MILLENNIAL MEAT SNACKING
Snacking in General
83% of Millennial consumers saying they snack daily compared with 76% in 2014. As lifestyles evolve, snacks are no longer confined to confectionery or potato-based products but are more likely to include yogurt, meat snacks and vegetables. Replacing meals with more well-rounded snacks means people can skip meals and, in theory, save time.
87% of millennials seek and expect healthier options when purchasing value snacks, 30% of millennials are more likely to trade down to cheaper brands and 81% liked the concept of a value brand offering only better-for-you items.
These younger consumers have strong demand for healthy snack options — 89% of millennials ate at least one better-for-you snack in the past week, and 50% have driven at least five miles to buy a snack they were craving. Nearly two-thirds (64%) said they preferred snacks with fewer ingredients, and 79% said being able to understand everything on the ingredient list boosted their trust in a packaged snack.
96% of millennials say they replace a meal once a week with a snack, 58% say they snack four to five times a day, and convenience and taste are still the main desired attributes.
Meat Snacks For Millennials
Millennials, in particular those between 18 to 24 years old, are more likely than any other age group to munch on meat snacks throughout the day.
32% of 18-34 year-old U.S. consumers show interest in grass-fed meat snacks.

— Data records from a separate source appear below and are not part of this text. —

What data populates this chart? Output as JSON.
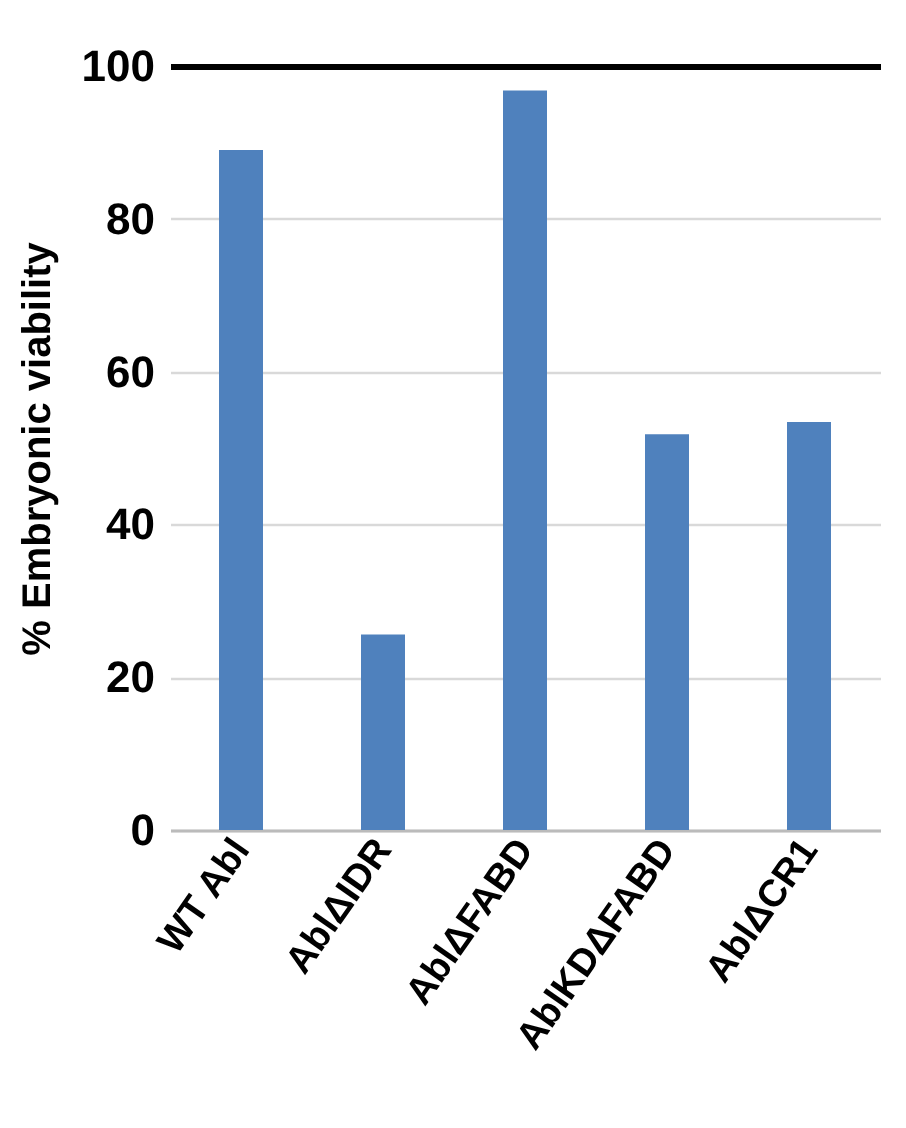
{
  "chart_data": {
    "type": "bar",
    "ylabel": "% Embryonic viability",
    "categories": [
      "WT Abl",
      "AblΔIDR",
      "AblΔFABD",
      "AblKDΔFABD",
      "AblΔCR1"
    ],
    "values": [
      89,
      25.6,
      96.8,
      51.8,
      53.4
    ],
    "color": "#4f81bd",
    "ylim": [
      0,
      100
    ],
    "yticks": [
      0,
      20,
      40,
      60,
      80,
      100
    ],
    "grid": "y"
  }
}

At least one-third of all Millennials interviewed said they snack to facilitate physical activity such as before going to the gym or on a long bike ride. This is in sharp contrast to those 35 and older. This may present an important market to companies in the snack category in the future; snacks with higher protein and supplements made to boost athletic performance.
Two in five reach for snacks to fuel them throughout their day, compared to just one in five older adults (55 and older) who seek snacks for an extra pep in their step.
GEN X MEAT SNACKING
Snacking In General
Gen Z are more likely than millennials to snack between meals and to prepare simple meals when they slow down enough to do so.

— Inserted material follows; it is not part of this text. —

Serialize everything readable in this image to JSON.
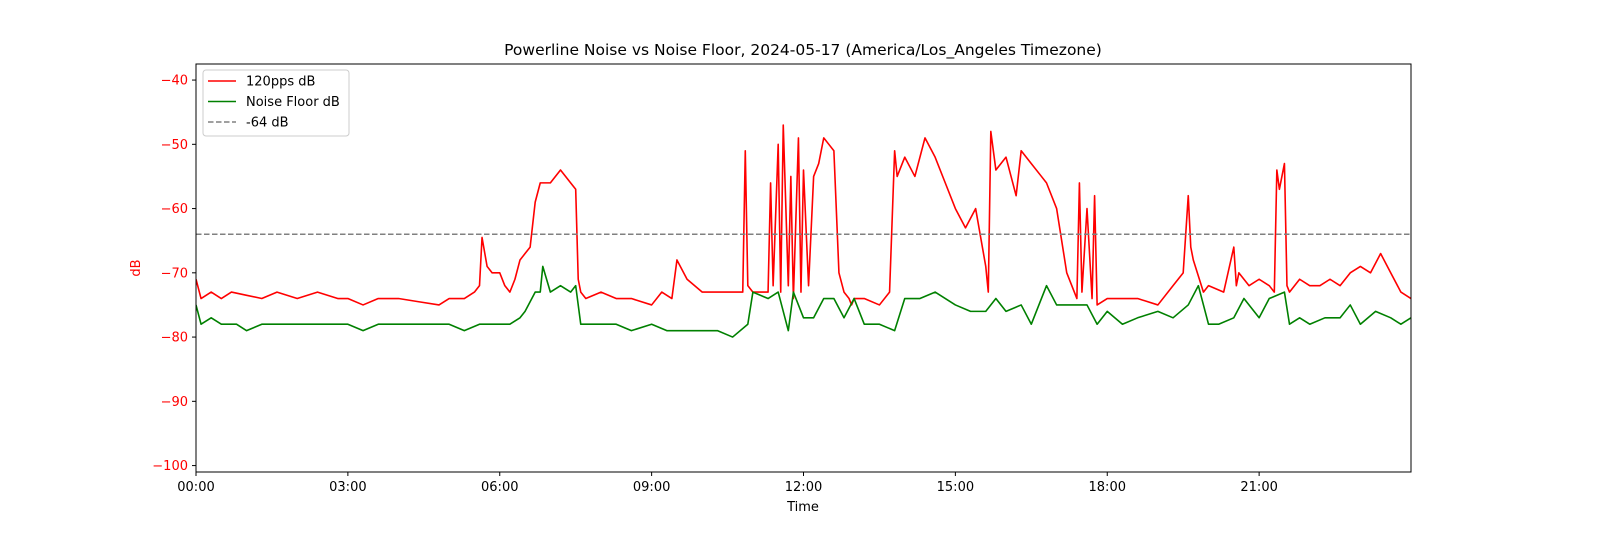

Snacks hold special appeal to this generation for several reasons. They tend to be on the go and single, so they have neither the time nor the inclination to prepare meals. Many have grown up with convenience foods and never acquired cooking skills, so they’re more reliant on purchased products. Gen Zers also gravitate to snacks because they satisfy without breaking the bank, a big attraction for someone with an entry-level salary.
Generation Z is a driving force in this switch to convenient snacking from traditional sit-down meals.
When it comes to dining out, they’re more conscious of price than their millennial predecessors, but only 67% of them consider the nutritional content of their food. That’s a 13% drop from millennials, a group that dines out 20% more than their predecessors, boomers.
The snacking trend will continue to increase. 23% of Generation Z say they prefer to build a meal of appetizers or snack foods.
Teens are also supporting the rise of meat snack popularity. In 2013, only 6% of meat snacks were purchased for teens, but in 2017 this number jumped to 30%.
Cultivate Insights found that younger generations were more likely to purchase plant-based products with 54% of Generation Z women and 49% of millennial women indicating that they bought plant-based foods recently, along with 45% of millennial men and 41% of Generation X women.
Both demographics make snacking a large part of their eating habits, more than any other generation.
Women are becoming more interested in meat snacks, and the numbers are rising, and companies are beginning to specifically market to women.
Plant based meats hold a special interest to both groups.